Modern databases increasingly integrate new kinds of information, such as multimedia information in the form of image, video, and audio data. Both the dimensionality and the amount of data that need to be processed is increasing rapidly, increasing the demand for the efficient retrieval of large amounts of multi-dimensional data. Declustering techniques for multi-disk architectures have been effectively used for storage.
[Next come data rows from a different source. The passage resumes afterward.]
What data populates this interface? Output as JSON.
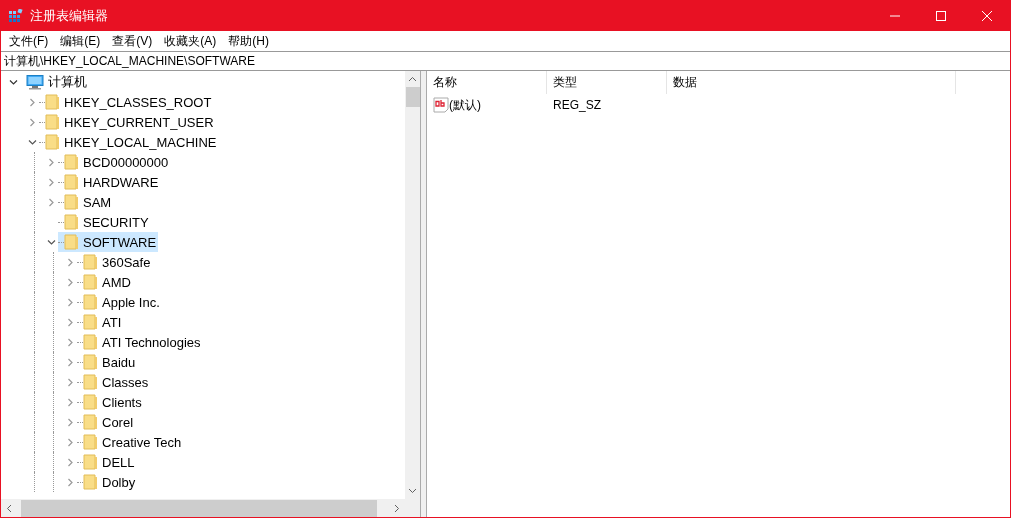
{
  "window": {
    "title": "注册表编辑器"
  },
  "menu": [
    "文件(F)",
    "编辑(E)",
    "查看(V)",
    "收藏夹(A)",
    "帮助(H)"
  ],
  "address": {
    "value": "计算机\\HKEY_LOCAL_MACHINE\\SOFTWARE"
  },
  "tree": [
    {
      "label": "计算机",
      "kind": "computer",
      "expanded": true,
      "selected": false,
      "children": [
        {
          "label": "HKEY_CLASSES_ROOT",
          "kind": "branch",
          "expanded": false,
          "selected": false
        },
        {
          "label": "HKEY_CURRENT_USER",
          "kind": "branch",
          "expanded": false,
          "selected": false
        },
        {
          "label": "HKEY_LOCAL_MACHINE",
          "kind": "branch",
          "expanded": true,
          "selected": false,
          "children": [
            {
              "label": "BCD00000000",
              "kind": "branch",
              "expanded": false,
              "selected": false
            },
            {
              "label": "HARDWARE",
              "kind": "branch",
              "expanded": false,
              "selected": false
            },
            {
              "label": "SAM",
              "kind": "branch",
              "expanded": false,
              "selected": false
            },
            {
              "label": "SECURITY",
              "kind": "leaf",
              "selected": false
            },
            {
              "label": "SOFTWARE",
              "kind": "branch",
              "expanded": true,
              "selected": true,
              "children": [
                {
                  "label": "360Safe",
                  "kind": "branch",
                  "expanded": false,
                  "selected": false
                },
                {
                  "label": "AMD",
                  "kind": "branch",
                  "expanded": false,
                  "selected": false
                },
                {
                  "label": "Apple Inc.",
                  "kind": "branch",
                  "expanded": false,
                  "selected": false
                },
                {
                  "label": "ATI",
                  "kind": "branch",
                  "expanded": false,
                  "selected": false
                },
                {
                  "label": "ATI Technologies",
                  "kind": "branch",
                  "expanded": false,
                  "selected": false
                },
                {
                  "label": "Baidu",
                  "kind": "branch",
                  "expanded": false,
                  "selected": false
                },
                {
                  "label": "Classes",
                  "kind": "branch",
                  "expanded": false,
                  "selected": false
                },
                {
                  "label": "Clients",
                  "kind": "branch",
                  "expanded": false,
                  "selected": false
                },
                {
                  "label": "Corel",
                  "kind": "branch",
                  "expanded": false,
                  "selected": false
                },
                {
                  "label": "Creative Tech",
                  "kind": "branch",
                  "expanded": false,
                  "selected": false
                },
                {
                  "label": "DELL",
                  "kind": "branch",
                  "expanded": false,
                  "selected": false
                },
                {
                  "label": "Dolby",
                  "kind": "branch",
                  "expanded": false,
                  "selected": false
                }
              ]
            }
          ]
        }
      ]
    }
  ],
  "table": {
    "columns": [
      "名称",
      "类型",
      "数据"
    ],
    "rows": [
      {
        "name": "(默认)",
        "type": "REG_SZ",
        "kind": "string"
      }
    ]
  }
}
In this paper, we first establish that besides exploiting the parallelism, a careful organization of each disk must be considered for fast searching. We introduce the notion of page allocation and data space mapping which can be used to organize and retrieve multidimensional data. We develop these notions based on three different partitioning strategies: regular grid partitioning, concentric hypercubes and hyperpyramids. We develop techniques that satisfy efficient retrieval by optimizing the number of buckets retrieved by the query, disk arm movement and I/O parallelism. We prove that concentric hypercube-based mapping satisfies the optimal clustering and optimal parallelism. We develop a technique based on hyperpyramid partitioning that reduces the number of buckets retrieved by the query and has efficient inter- and intra-disk organizations. We evaluate the performance of proposed techniques by comparing them with the current approaches. The new techniques lead to very significant improvement over the existing techniques, and result in fast retrieval of multi-dimensional data.